Um homem, uma besta, um salvador ou uma promessa?
Seu olhar estudou a calçada antes de
adentrar no carro, que parecia todo mergulhado em negrume, sombrio e que trazia
frieza em cada lugar que percorria. Naquele momento, na verdade, não tinha
lugar algum para ir, nem sabia como perder-se pelos labirintos de concreto que
constituíam a cidade, nada mais tinha graça, nem um gesto, um sentimento, uma
via, um lugar, as coisas perderam os sentimentos havia muito tempo, removendo,
talvez perpetuamente, o encanto que as coisas simples da vida traziam. Isso
estava claro em seus monstruosos olhos, que carregavam mais do que dores,
ambições ou verdades, carregavam as memórias, que continuamente moldavam com
precisão tudo que se dizia por Álvaro Bozais. Ainda sim, quem era ele, afinal?

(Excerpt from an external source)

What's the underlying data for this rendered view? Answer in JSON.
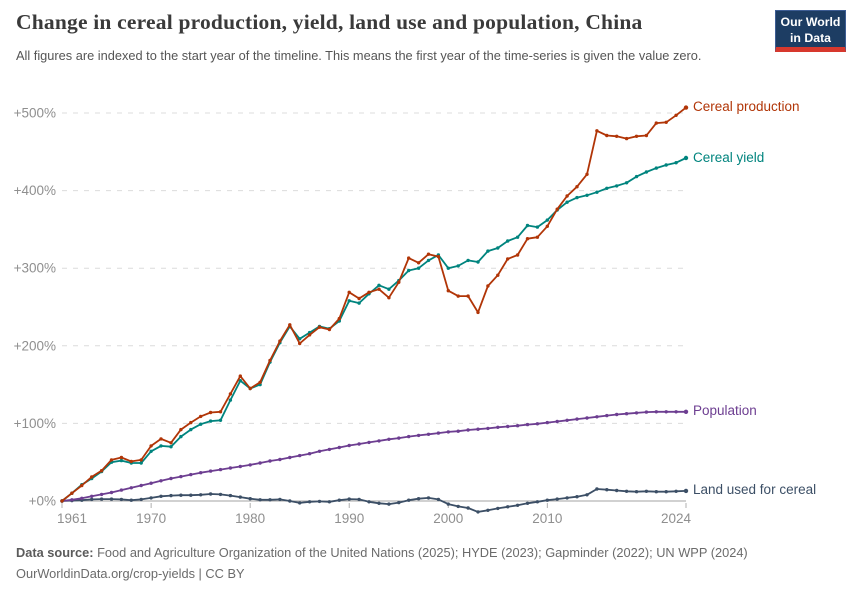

Um homem, uma besta, um salvador ou uma promessa? E quem saberia responder? “Ninguém
sabe responder”, diria algum homem temeroso até mesmo para olhar a besta por alguns
segundos, diria uma mãe depressiva e um pai ausente. “Ninguém”, uma namorada
estranha, um amigo da onça.
Lentamente a vida já nem fazia sentido
conforme só houvesse interrogações pairando pelo ar, andando com a fumaça,
dançando um tango com a poluição. Certamente já não tinha mais nada para se
fazer naquele momento a não ser observar essa dança. O sol alcançava o auge do
meio-dia, as nuvens começavam a engordar e escurecer lentamente, tornando-se
sujas de cinza, os raios de luz que escapavam por entre elas, com seu fulgor,
banhavam as cabeças que passavam pelas ruas, voltando para suas casas
justamente do jeito em que
Bozais descrevia. Cruzando os braços e sentando em seus sofás
confortáveis, crendo talvez, que seus corpos realmente poderiam se estatelar no
concreto frio. E mesmo com o temor, com suas mentes de repente tomadas por
diversos devaneios, não havia o que ser feito senão esperar o desconhecido. E
que outro desconhecido resolva, mas não eles.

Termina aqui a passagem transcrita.